North Carolina requires that a massage therapist have a minimum of 500 hours of education, and passes the Massage & Bodywork Licensing Exam before a license will be issued. Included in that education:
- Theory and Practice of Massage
- Medical Terminology
- Professional Ethics and Standards of Practice
- Client Communications
- Clinical Practice
- Business Practices
We are also obligated to obtain 24 hours of additional education every two years.
You should be aware that any person practicing massage should have their license prominently displayed at their place of business, and that their license # should be included on all advertising.

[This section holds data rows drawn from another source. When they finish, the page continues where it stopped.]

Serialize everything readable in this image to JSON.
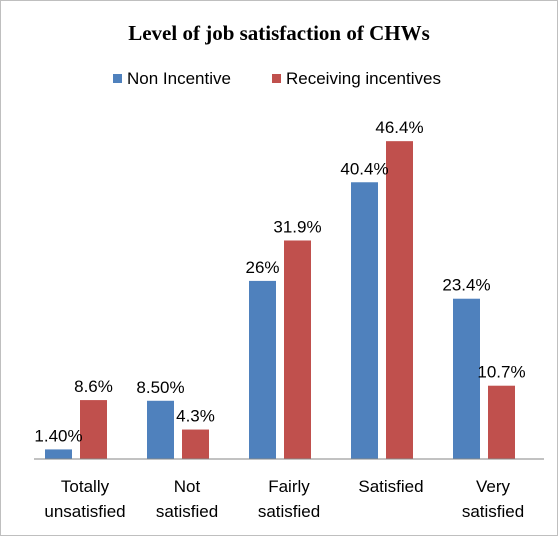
{
  "chart_data": {
    "type": "bar",
    "title": "Level of job satisfaction of CHWs",
    "categories": [
      [
        "Totally",
        "unsatisfied"
      ],
      [
        "Not",
        "satisfied"
      ],
      [
        "Fairly",
        "satisfied"
      ],
      [
        "Satisfied"
      ],
      [
        "Very",
        "satisfied"
      ]
    ],
    "series": [
      {
        "name": "Non Incentive",
        "color": "#4f81bd",
        "values": [
          1.4,
          8.5,
          26,
          40.4,
          23.4
        ],
        "labels": [
          "1.40%",
          "8.50%",
          "26%",
          "40.4%",
          "23.4%"
        ]
      },
      {
        "name": "Receiving incentives",
        "color": "#c0504d",
        "values": [
          8.6,
          4.3,
          31.9,
          46.4,
          10.7
        ],
        "labels": [
          "8.6%",
          "4.3%",
          "31.9%",
          "46.4%",
          "10.7%"
        ]
      }
    ],
    "ylim": [
      0,
      50
    ],
    "grid": false,
    "legend": "top"
  }
}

Any person practicing massage who does not have a license should be reported to the North Carolina Board of Massage & Bodywork Therapy. It should be noted that cosmetologists, hairdressers, nail technicians, and even chiropractors and acupuncturists may not hold themselves out as massage therapists. They may not advertise massage therapy unless there is a licensed massage therapist on their premises. Personal trainers are not qualified to perform massage therapy. You can look up a licensee on the Board’s website to be sure they are qualified to practice massage.
Why would it matter to you if someone is unlicensed? Primarily for your own safety. If a person has not been properly trained in the area of contraindications, for example, they could be guilty of massaging you at a time when it isn’t safe for you to have massage. There are many health conditions that prevent us from performing massage, or require that we modify treatment in some way. Don’t take a chance with an unlicensed person.